Live broadcasts from the West End to UK cinemas are one of the best things to happen to theatre says arts editor Andrew Clarke

East Anglian Daily Times: Dame Judi Dench (L) with Gillian Anderson pictured at the Theatre Royal in Drury Lane. Both actresses have had acclaimed West End performances broadcast to cinemas as part of the NT Live cinema broadcasts.Dame Judi Dench (L) with Gillian Anderson pictured at the Theatre Royal in Drury Lane. Both actresses have had acclaimed West End performances broadcast to cinemas as part of the NT Live cinema broadcasts.

I think that one of the great theatrical revolutions over the last five years – and one of the great successes – is the advent of NT Live. For those who don’t know NT Live is the transmission of a theatrical performance from the West End to cinemas across the country.

As its name suggests the National Theatre, a publicly-funded body, was one of the first arts organisations to embrace new technology as a means to reach new audiences and by broadcasting some its finest work make the National Theatre truly national.

It was such a success that other-leading cultural bodies like the Royal Shakespeare Company, The Royal Ballet and the Royal Opera House and The Globe soon signed up to broadcast showcase performances too.
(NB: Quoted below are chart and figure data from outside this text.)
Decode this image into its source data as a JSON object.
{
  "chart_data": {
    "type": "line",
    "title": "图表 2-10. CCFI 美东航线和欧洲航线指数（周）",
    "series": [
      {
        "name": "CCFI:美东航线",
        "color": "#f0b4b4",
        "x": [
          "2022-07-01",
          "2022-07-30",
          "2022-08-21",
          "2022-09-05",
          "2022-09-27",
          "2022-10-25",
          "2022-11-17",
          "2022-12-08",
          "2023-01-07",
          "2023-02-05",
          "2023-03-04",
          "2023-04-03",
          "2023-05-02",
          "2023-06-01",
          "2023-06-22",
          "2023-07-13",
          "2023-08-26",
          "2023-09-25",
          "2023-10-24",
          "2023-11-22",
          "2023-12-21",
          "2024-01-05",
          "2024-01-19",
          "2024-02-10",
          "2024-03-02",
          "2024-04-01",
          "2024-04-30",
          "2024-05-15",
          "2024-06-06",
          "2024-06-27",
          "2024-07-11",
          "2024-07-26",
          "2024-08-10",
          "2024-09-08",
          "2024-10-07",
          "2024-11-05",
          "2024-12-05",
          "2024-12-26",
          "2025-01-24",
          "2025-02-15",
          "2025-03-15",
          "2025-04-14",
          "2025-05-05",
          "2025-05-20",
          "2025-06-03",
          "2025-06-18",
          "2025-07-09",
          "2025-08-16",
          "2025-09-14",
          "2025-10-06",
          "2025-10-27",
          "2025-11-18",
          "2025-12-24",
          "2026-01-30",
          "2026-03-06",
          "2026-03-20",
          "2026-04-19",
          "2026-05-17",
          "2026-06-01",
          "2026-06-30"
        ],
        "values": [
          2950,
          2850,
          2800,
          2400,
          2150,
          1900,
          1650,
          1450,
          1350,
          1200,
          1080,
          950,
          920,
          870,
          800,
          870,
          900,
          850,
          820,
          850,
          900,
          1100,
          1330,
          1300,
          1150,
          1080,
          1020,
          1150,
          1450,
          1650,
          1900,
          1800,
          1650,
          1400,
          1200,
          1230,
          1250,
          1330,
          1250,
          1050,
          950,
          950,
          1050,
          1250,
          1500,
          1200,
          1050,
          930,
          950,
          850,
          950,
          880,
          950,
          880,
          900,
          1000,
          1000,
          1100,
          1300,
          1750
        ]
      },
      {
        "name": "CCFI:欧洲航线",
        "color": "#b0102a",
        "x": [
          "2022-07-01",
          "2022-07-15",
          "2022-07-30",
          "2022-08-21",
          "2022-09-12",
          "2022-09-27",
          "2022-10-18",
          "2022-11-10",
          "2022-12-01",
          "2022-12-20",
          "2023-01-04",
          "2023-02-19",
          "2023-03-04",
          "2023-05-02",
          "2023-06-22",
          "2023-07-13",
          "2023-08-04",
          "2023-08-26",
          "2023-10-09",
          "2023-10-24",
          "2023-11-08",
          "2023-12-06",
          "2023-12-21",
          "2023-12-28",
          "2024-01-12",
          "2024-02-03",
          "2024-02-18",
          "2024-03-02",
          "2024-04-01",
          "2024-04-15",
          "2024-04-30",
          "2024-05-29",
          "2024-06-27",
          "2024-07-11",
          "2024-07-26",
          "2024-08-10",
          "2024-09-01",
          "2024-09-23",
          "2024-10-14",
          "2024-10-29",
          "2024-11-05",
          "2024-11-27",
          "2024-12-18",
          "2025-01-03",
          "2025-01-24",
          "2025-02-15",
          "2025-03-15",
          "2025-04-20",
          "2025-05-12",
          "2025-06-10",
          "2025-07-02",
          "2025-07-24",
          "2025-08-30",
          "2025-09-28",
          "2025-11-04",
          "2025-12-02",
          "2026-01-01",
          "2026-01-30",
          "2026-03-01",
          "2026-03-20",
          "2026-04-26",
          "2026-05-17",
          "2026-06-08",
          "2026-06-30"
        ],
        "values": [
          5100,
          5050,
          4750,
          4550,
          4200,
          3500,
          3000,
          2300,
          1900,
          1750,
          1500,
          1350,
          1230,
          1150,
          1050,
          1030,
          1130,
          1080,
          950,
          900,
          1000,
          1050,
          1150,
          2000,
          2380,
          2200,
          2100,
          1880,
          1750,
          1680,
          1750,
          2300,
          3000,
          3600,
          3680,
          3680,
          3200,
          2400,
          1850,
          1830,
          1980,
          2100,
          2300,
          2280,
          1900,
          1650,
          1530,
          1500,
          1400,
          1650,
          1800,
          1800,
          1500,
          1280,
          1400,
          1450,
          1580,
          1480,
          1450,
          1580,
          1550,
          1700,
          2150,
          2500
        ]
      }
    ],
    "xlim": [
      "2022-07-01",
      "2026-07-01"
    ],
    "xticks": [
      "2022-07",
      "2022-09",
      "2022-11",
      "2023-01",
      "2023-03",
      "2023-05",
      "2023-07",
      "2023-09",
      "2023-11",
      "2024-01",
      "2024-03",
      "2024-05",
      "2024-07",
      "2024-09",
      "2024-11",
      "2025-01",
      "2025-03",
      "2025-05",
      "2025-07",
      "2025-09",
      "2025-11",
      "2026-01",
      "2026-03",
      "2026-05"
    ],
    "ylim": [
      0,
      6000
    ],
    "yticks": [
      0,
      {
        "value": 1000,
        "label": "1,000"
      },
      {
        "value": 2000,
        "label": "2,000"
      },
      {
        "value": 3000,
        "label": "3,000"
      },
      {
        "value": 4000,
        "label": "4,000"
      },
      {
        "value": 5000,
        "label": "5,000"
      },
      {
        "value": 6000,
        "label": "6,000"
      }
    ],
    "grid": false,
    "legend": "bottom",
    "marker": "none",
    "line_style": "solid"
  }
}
These organisations all receive public funding and so it is understandable that they want to be seen to be reaching out to new audiences but the real acid test has been the fact that commercial organisations have been beaming productions out to the nation’s cinemas. West End shows like Billy Elliot and Kenneth Branagh’s staging of The Winter’s Tale have been huge successes and the fact that they been screened in cinemas have not affected theatre attendances. In fact they have acted as a dynamic promotional event.

People have seen Billy Elliot, WarHorse or some other on-going West End show, realised what a fantastic experience it is and, having seen it on the big screen, are only too anxious to book tickets to see it live.

Billy Elliot’s producers reported a significant upsurge in bookings after it’s live transmission.

Demand for NT Live has been so strong for some performances that recorded encore screenings are shown up to a month after the original broadcast and some screenings like Benedict Cumberbatch and Jonny Lee Miller’s Frankenstein, The incident of the Dog In The Night, or David Tennant’s Richard II or Kenneth Branagh’s Macbeth at the Manchester Festival have enjoyed a repeat screening months later and again bring in packed houses.

NT Live has become a phenomenon. It is the first time that television cameras have accurately captured the thrill of watching a live performance in a theatre. This past year the number of screenings has more than doubled and British plays and being augmented with high profile events like the Broadway production Of Mice and Men starring Chris O’Dowd and James Franco or live screenings from the Metropolitan Opera in New York.

The reason that these live cinema transmissions are such a success is partly down to the way that digital technology has evolved and the intuitive way that theatre has adopted it.

The live broadcasts are now not only shot with many, many cameras but the cameras are light, unobtrusive and capture the scene in high-definition which places cinema audiences in the heart of the action. The theatre audience isn’t forgotten. Their presence is acknowledged, they are put on screen, before the play begins and the cinema is presented as an extension of the theatre’s auditorium.

The development of digital technology also means that the stage doesn’t need to be flooded with light, as was the case in the past, and so what is broadcast is a true representation of the show.

NT Live doesn’t replace live theatre, it complements it. It’s also the best thing we have (until hologram technology becomes a viable reality) to preserve an accurate copy of a theatre show.

The fact that theatre is transitory is both its strength and its weakness. Until now once a theatre performance is over it could only live in your memory. The 1935 production of Romeo and Juliet starring Laurence Olivier, John Gielgud and Peggy Ashcroft has gone down in theatre legend as a classic production. It is preserved in the form of rave reviews – “This is the stuff of theatre legend” – but no-one really knows what it was like. Today, thanks to NT Live, when Gillian Anderson receives similar rave reviews as Blanche in Street Car Named Desire, we can see why people were so excited.

It helps also that theatre acting has become less declamatory, more naturalised, thanks to better acoustics and, on occasions, small radio mikes. Theatre is all about reaching out and involving the audience and the rise of NT Live has made some of the best theatre available to a vast number of people. It has helped destroy false perceptions of elitism and there is evidence it has persuaded more people to go to the theatre and enjoy live performance. That can only be good.